In its current version, the tool is intended to be positioned using a flexible arm attached to a standard surgical retractor. This requires sufficient experience of the surgeon in estimating the best trajectory into the basal turn of the cochlea for the individual patient [41]. However, this is also true in conventional, manually performed electrode insertion and therefore not a specific challenge when using the CHD. In addition, using the surgical retractor, automation of probe insertions goes without additional invasive steps, such as screwing into the skull, as required in the case of the iotaMotion system in order to drive the unit [10].

In case of using a tool like the CHD for EA insertion, the alignment to an individually planned trajectory can be improved by incorporating image-guided surgery systems [22, 42, 43] or micro-stereotactic frames [44, 45] into the surgical setting. In doing so, an optimized trajectory can be planned based on patient-specific imaging and followed in the OR with an accuracy outperforming what is manually feasible. This is another possibility that can be further explored in the future.

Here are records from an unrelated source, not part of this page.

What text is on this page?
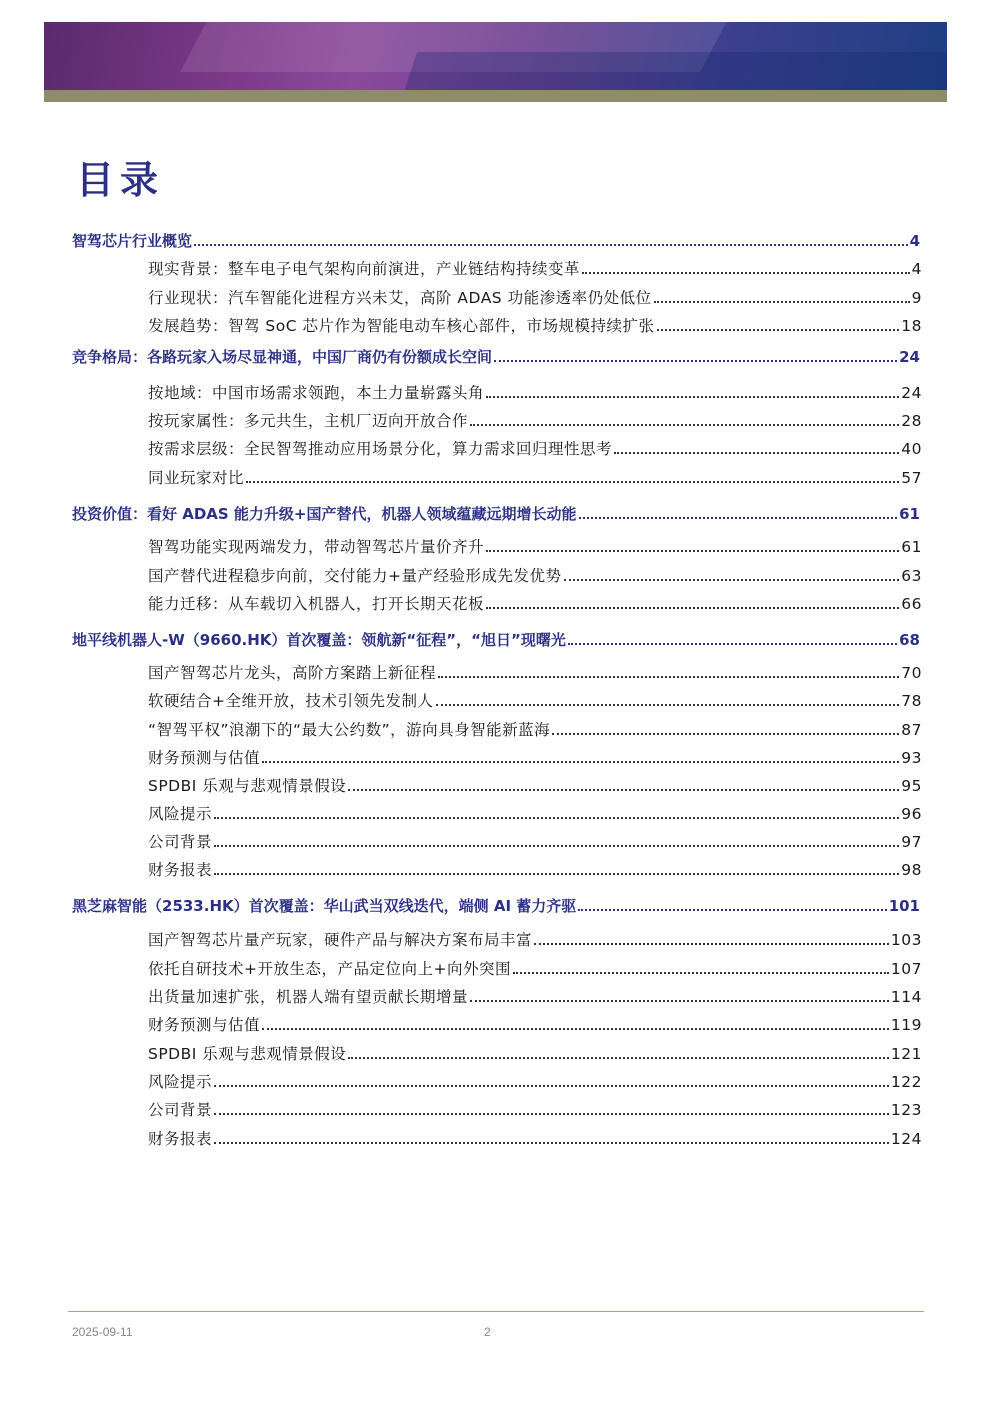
目录
智驾芯片行业概览	4
现实背景：整车电子电气架构向前演进，产业链结构持续变革	4
行业现状：汽车智能化进程方兴未艾，高阶 ADAS 功能渗透率仍处低位	9
发展趋势：智驾 SoC 芯片作为智能电动车核心部件，市场规模持续扩张	18
竞争格局：各路玩家入场尽显神通，中国厂商仍有份额成长空间	24
按地域：中国市场需求领跑，本土力量崭露头角	24
按玩家属性：多元共生，主机厂迈向开放合作	28
按需求层级：全民智驾推动应用场景分化，算力需求回归理性思考	40
同业玩家对比	57
投资价值：看好 ADAS 能力升级+国产替代，机器人领域蕴藏远期增长动能	61
智驾功能实现两端发力，带动智驾芯片量价齐升	61
国产替代进程稳步向前，交付能力+量产经验形成先发优势	63
能力迁移：从车载切入机器人，打开长期天花板	66
地平线机器人-W（9660.HK）首次覆盖：领航新“征程”，“旭日”现曙光	68
国产智驾芯片龙头，高阶方案踏上新征程	70
软硬结合+全维开放，技术引领先发制人	78
“智驾平权”浪潮下的“最大公约数”，游向具身智能新蓝海	87
财务预测与估值	93
SPDBI 乐观与悲观情景假设	95
风险提示	96
公司背景	97
财务报表	98
黑芝麻智能（2533.HK）首次覆盖：华山武当双线迭代，端侧 AI 蓄力齐驱	101
国产智驾芯片量产玩家，硬件产品与解决方案布局丰富	103
依托自研技术+开放生态，产品定位向上+向外突围	107
出货量加速扩张，机器人端有望贡献长期增量	114
财务预测与估值	119
SPDBI 乐观与悲观情景假设	121
风险提示	122
公司背景	123
财务报表	124
2025-09-11	2
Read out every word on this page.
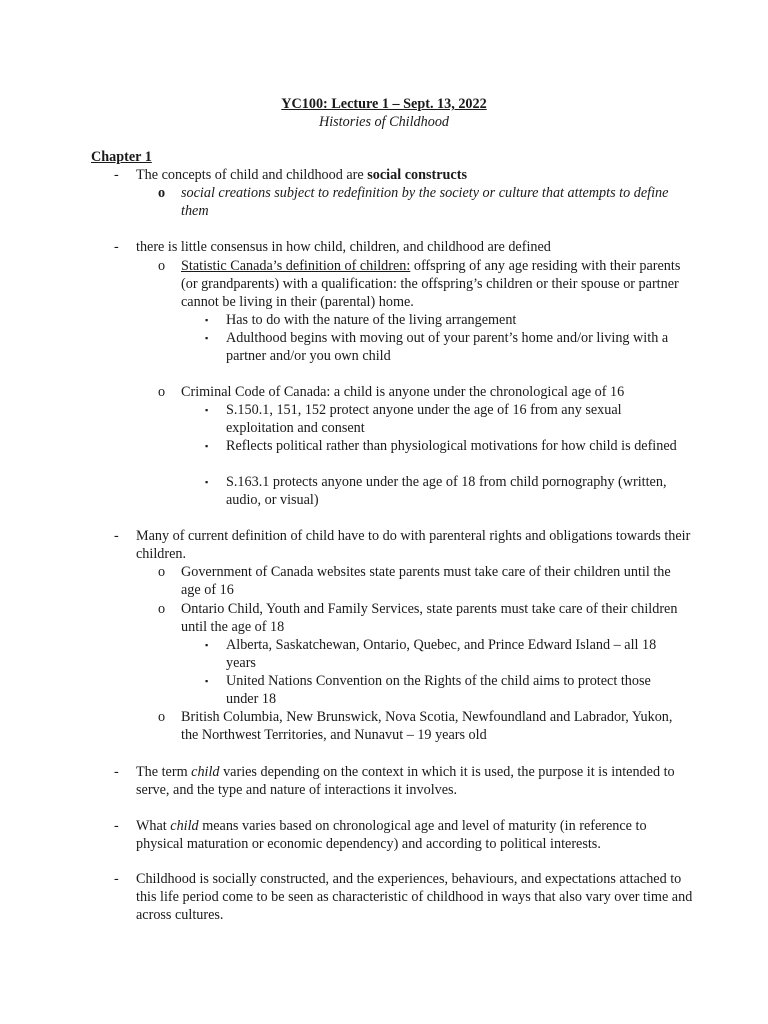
YC100: Lecture 1 – Sept. 13, 2022
Histories of Childhood
Chapter 1
- The concepts of child and childhood are social constructs
o social creations subject to redefinition by the society or culture that attempts to define them
- there is little consensus in how child, children, and childhood are defined
o Statistic Canada’s definition of children: offspring of any age residing with their parents (or grandparents) with a qualification: the offspring’s children or their spouse or partner cannot be living in their (parental) home.
▪ Has to do with the nature of the living arrangement
▪ Adulthood begins with moving out of your parent’s home and/or living with a partner and/or you own child
o Criminal Code of Canada: a child is anyone under the chronological age of 16
▪ S.150.1, 151, 152 protect anyone under the age of 16 from any sexual exploitation and consent
▪ Reflects political rather than physiological motivations for how child is defined
▪ S.163.1 protects anyone under the age of 18 from child pornography (written, audio, or visual)
- Many of current definition of child have to do with parenteral rights and obligations towards their children.
o Government of Canada websites state parents must take care of their children until the age of 16
o Ontario Child, Youth and Family Services, state parents must take care of their children until the age of 18
▪ Alberta, Saskatchewan, Ontario, Quebec, and Prince Edward Island – all 18 years
▪ United Nations Convention on the Rights of the child aims to protect those under 18
o British Columbia, New Brunswick, Nova Scotia, Newfoundland and Labrador, Yukon, the Northwest Territories, and Nunavut – 19 years old
- The term child varies depending on the context in which it is used, the purpose it is intended to serve, and the type and nature of interactions it involves.
- What child means varies based on chronological age and level of maturity (in reference to physical maturation or economic dependency) and according to political interests.
- Childhood is socially constructed, and the experiences, behaviours, and expectations attached to this life period come to be seen as characteristic of childhood in ways that also vary over time and across cultures.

The limitations of this work include that we did not perform probe insertions into human cadaveric cochlear specimens with the use of the CHD. However, we have explored our initial concept to justify moving forward with such experiments. Also, the learning curve of assembling, handling and positioning of the tool is herein not fully characterized, but will be further explored. Likewise, the variability on the resulting velocities at which the CHD response needs to further validated and replicated.

To summarize, more detailed investigations have to address questions such as: How accurately can the device be positioned manually along an appropriate insertion axis? Is there a steep learning curve or how does these results depend on the experience of the surgeons? What about the inter-operator variability when mounting, positioning and using the CHD? How reliably can the actual insertion of the EAs into the cochlea be performed using the tool? How do different velocities impact insertion trauma? However, answering these questions is reserved for further studies.

Conclusion

Initial testing of our hydraulic insertion tool did not reveal any serious complications that contradict the initially defined design specifications. Further meticulous testing is needed to determine the safety of the device, its reliability and clinical applicability.